Staring down at the town of Conco (Kunken in German) is always a great view. It's like a city up in the clouds on a rainy day, with the Veneto Po River Valley spread out far below it.
It was totally uneventful, and almost entirely devoid of other cyclists, which should have been my first clue that I probably didn’t want to be out on the road. When the birds in the forest stop chirping, you’re probably in the wrong place at the wrong time.

Four miles from Turcio I came across an Italian cattle drive. They had wagons, horses, an entire caravan of support vehicles, lots of guys walking with sticks and Alpini feathered hats, and even a massage table set up along the road where they were working over some of the cattle herders.

Italian cowboys!

But they were all off the road in the adjacent fields so I took a few pics and carried on my merry way.

On the way home, well, that’s when things got interesting.

Mandatory selfie with Italian cowboys and cowgirls. 
A few miles down the road I ran smack into the back end of the cattle drive that had taken over the entire road. Everything was covered in manure, and I tried unsuccessfully to weave between the worst piles of muck, passing cars and working my way along the convoy of cattle herding vehicles, polizia cars, trucks, tractors, wagons and horses before I found myself stuck staring at the butt end, literally, of a couple hundred head of cattle heading down the mountain switchbacks.

A horse drawn wagon, why not?
I followed another Italian cyclist, one of the very few on the road that morning, back up the mountain and he showed me a back road that looped and carved down the mountain to get us ahead of the herd.  As I followed him back onto the main road my bike began rattling frighteningly and I looked down to see my bike bottle cage rocking wildly against the frame. A few quick moments on the side of the road with my mini-tool and I was once again rocketing towards home.

Now I was really running late and pushing my already spent legs and lungs hard to beat my best times on a familiar route home. I was making good time and feeling great about the ride despite the persistent smell of cow dung on everything when I felt and heard the pop. The evil hiss that followed told me everything I needed to know, and my back tire even began to fishtail precariously.

Sometimes, when things start to go wrong, they keep getting worse.

Standing at the side of the road looking at the fibers pushing out from the gaping maw in my tire, and all the euphoria of the ride vanished. I started going through the familiar routine of removing the tire to put in a dollar-bill shim and new tube while texting Char that I was running even later when we both realized that I was only two miles from home. By the time I’d fix the bike, she’d be there with the Jeep to give me a lift and we were already so late for brunch that we were running the risk of missing it.

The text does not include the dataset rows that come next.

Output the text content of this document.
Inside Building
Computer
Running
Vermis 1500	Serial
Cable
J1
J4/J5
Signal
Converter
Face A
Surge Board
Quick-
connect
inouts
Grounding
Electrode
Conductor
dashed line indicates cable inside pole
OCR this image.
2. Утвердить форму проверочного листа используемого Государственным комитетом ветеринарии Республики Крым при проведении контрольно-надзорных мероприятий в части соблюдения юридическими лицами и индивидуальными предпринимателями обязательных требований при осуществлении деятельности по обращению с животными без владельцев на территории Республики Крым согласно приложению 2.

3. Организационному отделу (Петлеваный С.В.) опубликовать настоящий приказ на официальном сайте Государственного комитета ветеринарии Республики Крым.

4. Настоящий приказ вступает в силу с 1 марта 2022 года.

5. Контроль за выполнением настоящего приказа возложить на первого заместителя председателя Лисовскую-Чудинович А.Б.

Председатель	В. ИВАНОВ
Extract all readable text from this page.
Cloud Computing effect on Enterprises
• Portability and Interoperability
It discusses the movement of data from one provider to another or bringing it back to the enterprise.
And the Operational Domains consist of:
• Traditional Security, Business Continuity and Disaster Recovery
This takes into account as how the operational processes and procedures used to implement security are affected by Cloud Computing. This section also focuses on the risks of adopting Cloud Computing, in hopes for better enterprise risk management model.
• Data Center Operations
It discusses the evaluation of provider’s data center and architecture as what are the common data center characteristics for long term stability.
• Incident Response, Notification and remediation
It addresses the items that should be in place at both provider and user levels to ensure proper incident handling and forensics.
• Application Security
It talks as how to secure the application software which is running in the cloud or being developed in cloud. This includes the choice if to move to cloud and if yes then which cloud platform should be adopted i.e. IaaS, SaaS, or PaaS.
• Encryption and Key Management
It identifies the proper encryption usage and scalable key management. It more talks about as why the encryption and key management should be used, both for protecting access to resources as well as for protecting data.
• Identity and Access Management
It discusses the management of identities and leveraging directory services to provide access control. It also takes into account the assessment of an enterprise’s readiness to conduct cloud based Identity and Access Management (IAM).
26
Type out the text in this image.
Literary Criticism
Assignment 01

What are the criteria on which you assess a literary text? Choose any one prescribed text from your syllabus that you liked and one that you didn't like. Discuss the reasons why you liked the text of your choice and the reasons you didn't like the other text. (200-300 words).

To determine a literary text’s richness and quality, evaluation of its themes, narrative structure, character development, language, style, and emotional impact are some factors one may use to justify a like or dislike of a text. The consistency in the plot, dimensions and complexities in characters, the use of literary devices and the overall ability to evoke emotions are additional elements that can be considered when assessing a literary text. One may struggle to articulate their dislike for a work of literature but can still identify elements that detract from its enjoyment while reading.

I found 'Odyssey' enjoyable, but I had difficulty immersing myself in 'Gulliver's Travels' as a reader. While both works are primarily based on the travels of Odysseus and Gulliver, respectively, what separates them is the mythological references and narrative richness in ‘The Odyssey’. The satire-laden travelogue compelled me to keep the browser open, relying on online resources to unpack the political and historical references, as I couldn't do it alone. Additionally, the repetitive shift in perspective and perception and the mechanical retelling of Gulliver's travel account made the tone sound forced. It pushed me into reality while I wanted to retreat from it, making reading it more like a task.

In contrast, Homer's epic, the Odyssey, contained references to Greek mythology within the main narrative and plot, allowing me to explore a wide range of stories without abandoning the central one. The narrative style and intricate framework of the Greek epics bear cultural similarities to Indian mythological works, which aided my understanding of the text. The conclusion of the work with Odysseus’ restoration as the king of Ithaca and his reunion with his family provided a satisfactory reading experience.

I started to put the wheel back on the frame so it would fit on the bike rack when my manual dexterity disappeared. I couldn’t get the wheel back on, the chain slipped off the front chainring, the front fork turned awkwardly and I very nearly found myself tumbling down into a ditch full of stagnant farm runoff.

And that’s how Charla found me, standing alongside the road in my disheveled kit, covered in cow manure and bike grease, reeking of dung and sweat, furious and exhausted and ready to throw my bike into oncoming traffic to end my misery.

This is the face of someone who has given up hope of doing anything useful.
I’m surprised she let me in the Jeep at all.

And that’s how a simple ride turned into a – wait for it – crappy adventure!